It seems like an eternity ago that I was walking down the aisle saying "I do" to the rest of my life, and not one moment goes by that I don't think about that day and the commitment we made. It's strange how life now gets in the way and tries to distort your views and get into the center of your marriage where God should be. I've learned that things are always easier when you stay in His will, and we've found that the first year is much more of a blessing when you leave Him do His work.

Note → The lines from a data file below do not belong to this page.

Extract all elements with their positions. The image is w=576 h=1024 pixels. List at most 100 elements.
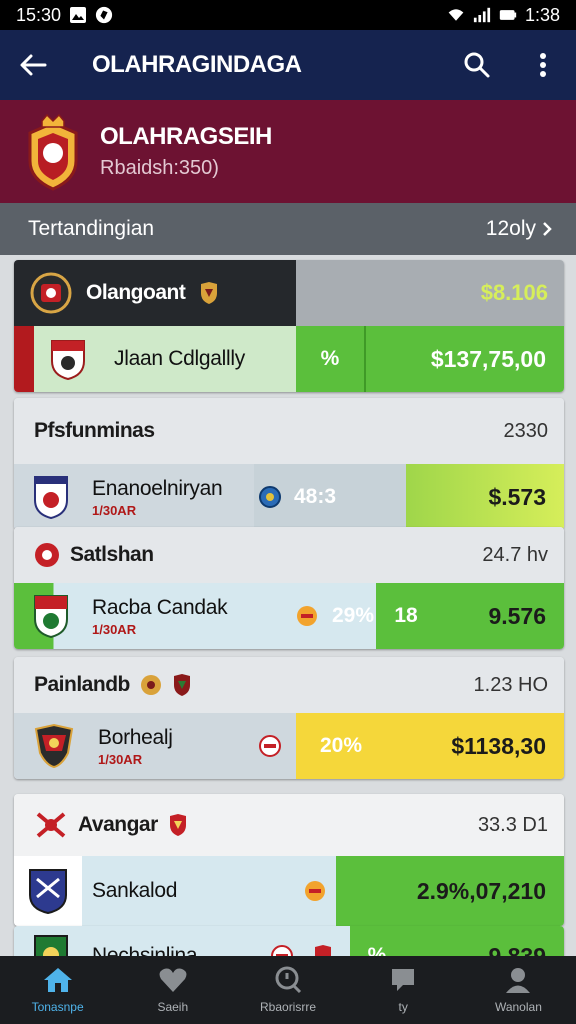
- team-subtitle: Rbaidsh:350): [100, 157, 219, 179]
- app-bar: OLAHRAGINDAGA: [0, 30, 576, 100]
- section-title: Tertandingian: [28, 217, 155, 240]
- price-value: $.573: [488, 483, 546, 510]
- ball-icon: [271, 945, 293, 956]
- price-value: $137,75,00: [430, 345, 546, 372]
- image-notification-icon: [69, 6, 87, 24]
- nav-item-chat[interactable]: ty: [346, 956, 461, 1024]
- odds-value: %: [367, 944, 387, 956]
- status-time-left: 15:30: [16, 4, 62, 25]
- team-name-label: Jlaan Cdlgallly: [114, 347, 245, 370]
- nav-item-home[interactable]: Tonasnpe: [0, 956, 115, 1024]
- card-value: 33.3 D1: [477, 813, 548, 836]
- odds-value: 48:3: [294, 485, 337, 508]
- profile-icon: [506, 968, 531, 993]
- heart-icon: [159, 968, 187, 992]
- signal-icon: [473, 6, 491, 24]
- price-value: $1138,30: [451, 732, 546, 759]
- nav-item-search[interactable]: Rbaorisrre: [230, 956, 345, 1024]
- price-button[interactable]: 2.9%,07,210: [394, 856, 564, 926]
- league-badge-icon: [30, 272, 72, 314]
- card-value: $8.106: [480, 280, 548, 305]
- flag-marker: [244, 713, 296, 779]
- price-value: 2.9%,07,210: [416, 877, 546, 904]
- team-name-label: Borhealj: [98, 725, 173, 749]
- app-notification-icon: [95, 6, 113, 24]
- odds-button-2[interactable]: 18: [376, 583, 436, 649]
- team-logo-icon: [34, 723, 74, 769]
- match-row[interactable]: Racba Candak 1/30AR 29% 18 9.576: [14, 583, 564, 649]
- nav-label-home: Tonasnpe: [31, 1000, 84, 1014]
- card-title-wrap: Satlshan: [34, 542, 482, 568]
- odds-value-2: 18: [394, 604, 418, 627]
- nav-item-profile[interactable]: Wanolan: [461, 956, 576, 1024]
- card-title: Avangar: [78, 813, 158, 836]
- team-sub-label: 1/30AR: [98, 751, 143, 767]
- match-row[interactable]: Enanoelniryan 1/30AR 48:3 $.573: [14, 464, 564, 530]
- odds-value: %: [320, 347, 340, 370]
- section-header[interactable]: Tertandingian 12oly: [0, 203, 576, 255]
- card-value: 1.23 HO: [473, 673, 548, 696]
- match-row[interactable]: Nechsinlina % 9.839: [14, 926, 564, 956]
- match-card[interactable]: Nechsinlina % 9.839: [14, 926, 564, 956]
- card-title-wrap: Avangar: [34, 810, 478, 840]
- match-row[interactable]: Borhealj 1/30AR 20% $1138,30: [14, 713, 564, 779]
- battery-icon: [499, 6, 517, 24]
- more-options-button[interactable]: [510, 30, 576, 100]
- odds-value: 20%: [319, 734, 363, 757]
- odds-button[interactable]: %: [296, 326, 364, 392]
- status-bar: 15:30 1:38: [0, 0, 576, 30]
- team-logo-icon: [34, 935, 68, 956]
- team-sub-label: 1/30AR: [92, 502, 137, 518]
- ball-icon: [259, 735, 281, 757]
- shield-icon: [169, 814, 186, 836]
- section-more-link[interactable]: 12oly: [486, 217, 552, 241]
- ball-icon: [305, 881, 325, 901]
- section-more-label: 12oly: [485, 217, 536, 240]
- crossed-swords-icon: [36, 812, 66, 838]
- match-card[interactable]: Satlshan 24.7 hv Racba Candak 1/30AR 29%…: [14, 527, 564, 649]
- ball-icon: [259, 486, 281, 508]
- flag-marker: [254, 926, 350, 956]
- back-button[interactable]: [0, 30, 66, 100]
- odds-value: 29%: [332, 604, 375, 627]
- team-name-label: Nechsinlina: [92, 944, 198, 956]
- price-button[interactable]: $.573: [406, 464, 564, 530]
- odds-button[interactable]: [336, 856, 394, 926]
- match-card[interactable]: Avangar 33.3 D1 Sankalod 2.9%,07,210: [14, 794, 564, 926]
- wifi-icon: [447, 6, 465, 24]
- price-button[interactable]: $1138,30: [386, 713, 564, 779]
- more-vertical-icon: [540, 53, 546, 77]
- nav-item-favorites[interactable]: Saeih: [115, 956, 230, 1024]
- team-logo-icon: [34, 595, 68, 639]
- odds-button[interactable]: 29%: [296, 583, 376, 649]
- search-icon: [275, 966, 302, 994]
- odds-button[interactable]: %: [350, 926, 404, 956]
- odds-button[interactable]: 20%: [296, 713, 386, 779]
- search-button[interactable]: [444, 30, 510, 100]
- price-value: 9.839: [488, 942, 546, 957]
- status-time-right: 1:38: [524, 4, 560, 25]
- team-name: OLAHRAGSEIH: [100, 123, 272, 150]
- nav-label-chat: ty: [398, 1000, 408, 1014]
- match-row[interactable]: Sankalod 2.9%,07,210: [14, 856, 564, 926]
- shield-icon: [201, 282, 218, 304]
- match-list[interactable]: Olangoant $8.106 Jlaan Cdlgallly % $137,…: [0, 258, 576, 956]
- match-row[interactable]: Jlaan Cdlgallly % $137,75,00: [14, 326, 564, 392]
- card-title: Pfsfunminas: [34, 419, 155, 442]
- price-button[interactable]: 9.576: [436, 583, 564, 649]
- home-icon: [43, 968, 72, 992]
- team-crest-icon: [20, 113, 86, 191]
- club-badge-icon: [35, 543, 59, 567]
- nav-label-favorites: Saeih: [157, 1000, 189, 1014]
- match-card[interactable]: Olangoant $8.106 Jlaan Cdlgallly % $137,…: [14, 260, 564, 392]
- price-button[interactable]: 9.839: [404, 926, 564, 956]
- search-icon: [464, 52, 490, 78]
- match-card[interactable]: Pfsfunminas 2330 Enanoelniryan 1/30AR 48…: [14, 398, 564, 530]
- team-logo-icon: [29, 869, 67, 915]
- app-title: OLAHRAGINDAGA: [92, 51, 302, 78]
- match-card[interactable]: Painlandb 1.23 HO Borhealj 1/30AR 20% $1…: [14, 657, 564, 779]
- odds-button[interactable]: 48:3: [254, 464, 406, 530]
- back-arrow-icon: [20, 54, 47, 76]
- price-button[interactable]: $137,75,00: [366, 326, 564, 392]
- card-title-wrap: Painlandb: [34, 673, 474, 697]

But, times get hard. It's not always easy. It feels like ages ago that I held him. I remember about three weeks ago when he told me the burden that he had. I really didn't think it would hit me the way it has. Being as independent as I always have been, it couldn't be that big of deal if God had given him the burden to go on a mission trip. Besides, in February, right after we were engaged, he had gone on a 10-day mission trip to Jamaica, and though it was hard being away from him, it wasn't that difficult. God lightened the load.
This time is different... As the day of his departure approached, the heaviness inside of me grew, and I could tell it wasn't going to be easy this time. The separation was going to be harder than I could imagine. I read "The two shall be as one..." over and over in the Bible, and each time I read it, it cut even deeper. I have a deeper understanding and appreciation for my marriage now and for what God has put together. It is nothing good in me; it's what He has done in us.
Having him leave this morning changed something in me... Something about him not being here hurts more than I can put into words. The tears come without discussing it, the pain overcomes me at any given moment, and the emptiness I feel is so overwhelming. I know the Lord has called him to be in Alaska, telling the people of that beautiful state about his calling to do the Lord's work, and I firmly believe that should anything happen to him that I know I will see him again one day because he and I have a great hope in Jesus Christ as we both have a time and a place where we met Him. However, what I'm going through now is something I can't explain... I'm not certain if the Lord has something for me to do, other than pray, or if He is telling me something, or if this is just the heart of a woman...
My prayer is that I learn to be dependent on the Lord for strength, because though I am, this feeling of loss or emptiness is what the devil does to make me doubt what my Lord can do. Jesus is all I need. He is my everything, and though He has blessed me with an amazing husband, my thoughts should remain upward. Please help me pray for strength this week, until next Tuesday the 14th when Brian comes home. Also pray for Brian, for a safe and blessed trip, for the Lord's will to be done, and for his divine purpose in all of our lives to be fulfilled.